The booklet: Guidelines for Inter Faith Events and Dialogue is, I understand, the first of its kind in the Provinces of the Anglican Communion. The Lambeth Conferences of 1988 and 1998 called for greater work to be done locally and internationally to facilitate the dialogue of life and the dialogue of ideas across World Faiths. This booklet partners Embracing Difference because, until relatively recently, Ireland was not accustomed to religious and cultural diversities in the way in which we have learned to be by the presence of people of many nationalities and World Faiths in Ireland in various capacities, some as refugees, some as asylum seekers, some as economic migrants, some as international students.
It is of the utmost importance that we challenge fear and ignorance, first and foremost in ourselves, if everyone concerned is to be true to his or her own faith. The first requirement in meeting people of other faiths is that we live our own faith confidently and compassionately. The second requirement is that we learn about what those people of faiths other than our own understand by their own faith. Such mutuality brings tensions but it brings also enrichment. Such openness brings questioning and the reality of difference but also scope for peaceful co-existence in a religious world which all too often seeks certainty and exclusivity. This booklet also bears the stamp of Canon Comerford and is offered by what was then the Committee for Christian Unity and the bishops of the Church of Ireland for use and adaptation in local and parochial situations. Both publications are Biblical, practical, exploratory and stretching.

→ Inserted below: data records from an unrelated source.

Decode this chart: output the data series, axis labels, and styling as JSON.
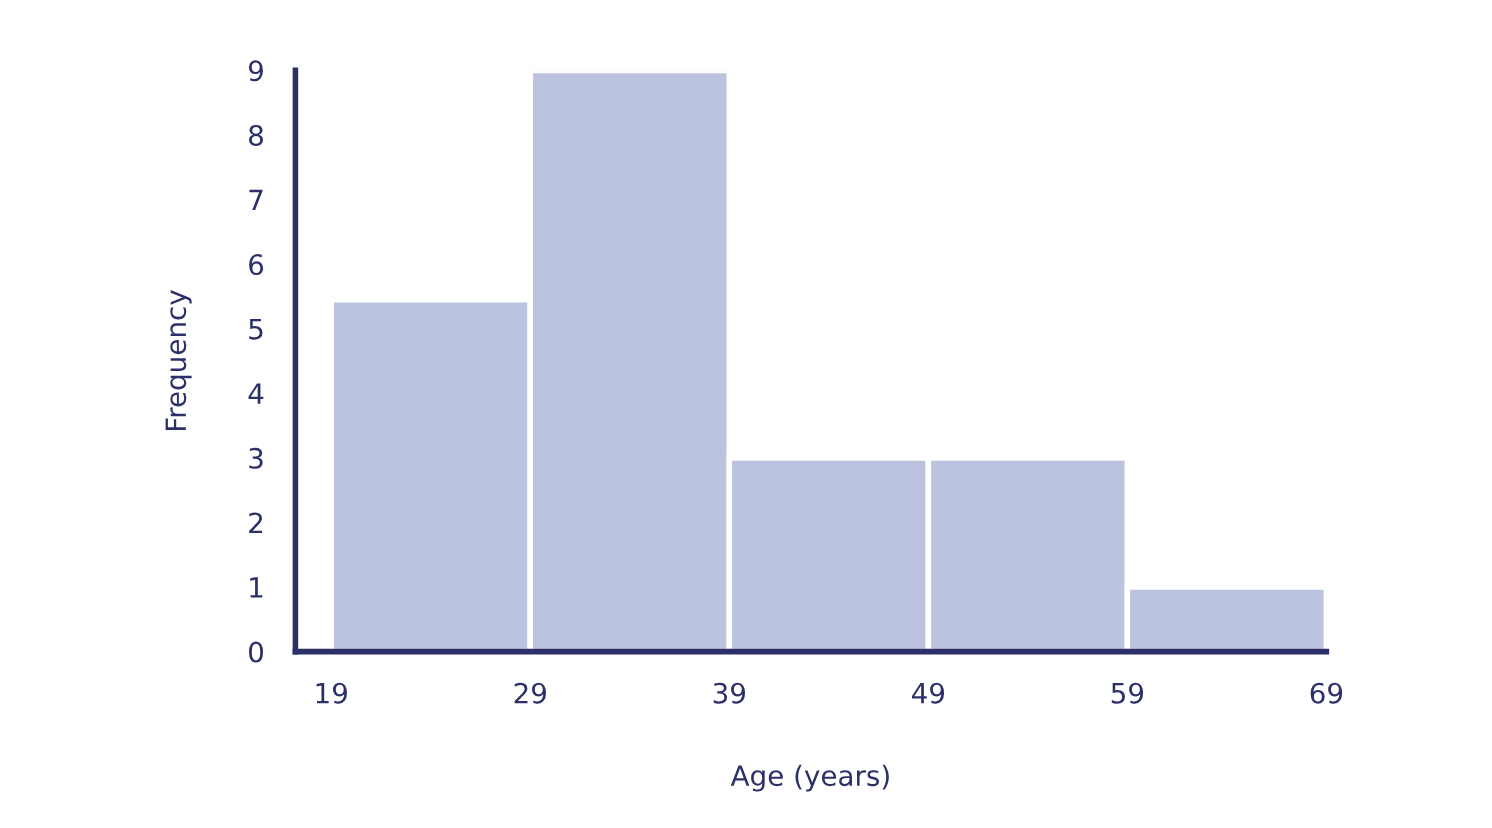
{
  "chart_data": {
    "type": "histogram",
    "xlabel": "Age (years)",
    "ylabel": "Frequency",
    "bins": [
      19,
      29,
      39,
      49,
      59,
      69
    ],
    "values": [
      5.45,
      9,
      3,
      3,
      1
    ],
    "color": "#bcc3de",
    "xlim": [
      17.2,
      69
    ],
    "xticks": [
      19,
      29,
      39,
      49,
      59,
      69
    ],
    "ylim": [
      0,
      9
    ],
    "yticks": [
      0,
      1,
      2,
      3,
      4,
      5,
      6,
      7,
      8,
      9
    ],
    "grid": false
  }
}
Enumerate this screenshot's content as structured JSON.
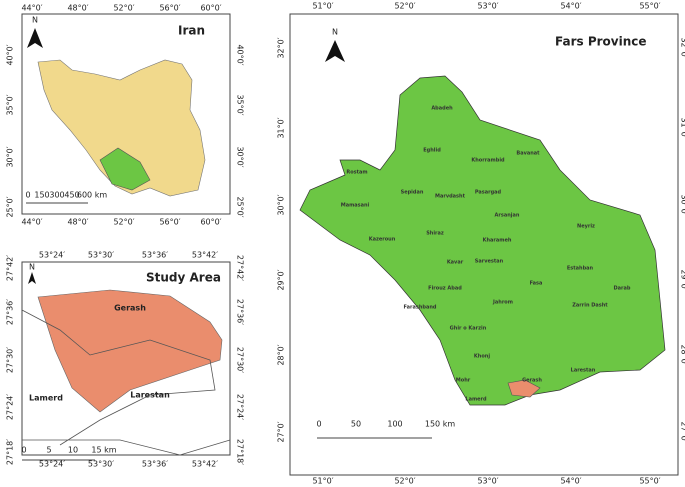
{
  "iran": {
    "title": "Iran",
    "north": "N",
    "lon_labels": [
      "44°0′",
      "48°0′",
      "52°0′",
      "56°0′",
      "60°0′"
    ],
    "lat_labels": [
      "40°0′",
      "35°0′",
      "30°0′",
      "25°0′"
    ],
    "scale_labels": [
      "0",
      "150",
      "300",
      "450",
      "600 km"
    ]
  },
  "study_area": {
    "title": "Study Area",
    "north": "N",
    "lon_labels": [
      "53°24′",
      "53°30′",
      "53°36′",
      "53°42′"
    ],
    "lat_labels": [
      "27°42′",
      "27°36′",
      "27°30′",
      "27°24′",
      "27°18′"
    ],
    "places": [
      "Gerash",
      "Lamerd",
      "Larestan"
    ],
    "scale_labels": [
      "0",
      "5",
      "10",
      "15 km"
    ]
  },
  "fars": {
    "title": "Fars Province",
    "north": "N",
    "lon_labels": [
      "51°0′",
      "52°0′",
      "53°0′",
      "54°0′",
      "55°0′"
    ],
    "lat_labels": [
      "32°0′",
      "31°0′",
      "30°0′",
      "29°0′",
      "28°0′",
      "27°0′"
    ],
    "counties": [
      "Abadeh",
      "Eghlid",
      "Khorrambid",
      "Bavanat",
      "Rostam",
      "Sepidan",
      "Marvdasht",
      "Pasargad",
      "Arsanjan",
      "Mamasani",
      "Shiraz",
      "Kharameh",
      "Neyriz",
      "Kazeroun",
      "Kavar",
      "Sarvestan",
      "Estahban",
      "Firouz Abad",
      "Fasa",
      "Darab",
      "Farashband",
      "Jahrom",
      "Zarrin Dasht",
      "Ghir o Karzin",
      "Khonj",
      "Larestan",
      "Mohr",
      "Gerash",
      "Lamerd"
    ],
    "scale_labels": [
      "0",
      "50",
      "100",
      "150 km"
    ]
  }
}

In launching them for use by all who are interested, whatever your Faith or denomination, I thank the Hard Gospel Committee under whose guidance and facilitation this weekend is taking us together into the hard areas of meeting others who are different from us and from whom we ourselves are different. In underlining the positive invitation to engage practically in these areas, I thank Dean Patrick Rooke, chairperson of the Hard Gospel Committee.
Ireland’s political landscape has changed. Ireland’s social composition has changed. Ireland’s churches need to be part of this change and to nurture and sustain its growth and development. May I encourage all of you to play your part in this also, wherever you live. Your contribution will make a difference.
Embracing Difference is published by Church of Publishing on behalf of the Church in Society Committee, Social Justice and Theology Group. The Guidelines for Interfaith Events & Dialogue is published by Church of Ireland Publishing and was prepared by the Committee for Christian Unity and the Bishops of the Church of Ireland.